I’ve been wondering all my life why Orville Nix was so far from the Presidential motorcade when he captured his crappy footage on 11.22.63. The motorcade route was widely known, having been published in the local papers. Why was Nix so far away from Elm Street, a half-block to the north? Nix just before the big moment: “I can hear the motorcade coming. It’ll be coming down Elm any second now, but I don’t want to get too close. It’ll make for a better shot if I can capture the whole panorama. True, I won’t get a closeup or even a medium shot of the President and Mrs. Kennedy, but the grass and the asphalt road and the trees and the blue sky are just as important, if not more so.”
And what about that gifted cinematographer Abraham Zapruder? He wasn’t aiming his 8mm camera properly, and so most of what he captured was above the JFK limousine. In fact Zapruder almost managed to miss the grisly Kennedy head shot. 85% to 90% of the image is about Dealey Plaza grass — 10% or 15% of the Zapruder image, at most, shows the limousine and its occupants. Zapruder just barely captured what happened. He nearly missed it entirely.

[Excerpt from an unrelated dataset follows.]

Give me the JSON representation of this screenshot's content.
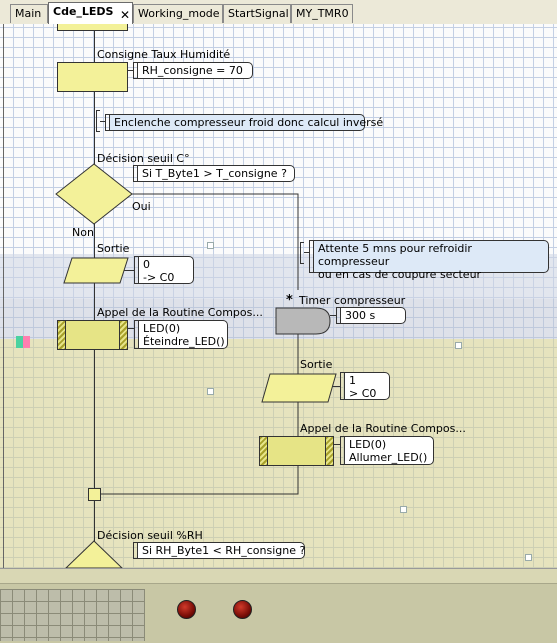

Zapruder and Nix were typical suburbanites with typical photographing skills. Both clearly believed in the importance of touristy wide shots, and had no apparent use for MCUs or close-ups. If only someone with a knack for decent framings had been on the scene. If young Steven Spielberg, 16 or 17 years old at the time and visiting Dallas with his mother for some reason, had been at the base of the grassy knoll and shooting with an 8mm Kodak wind-up, history would have been in his debt.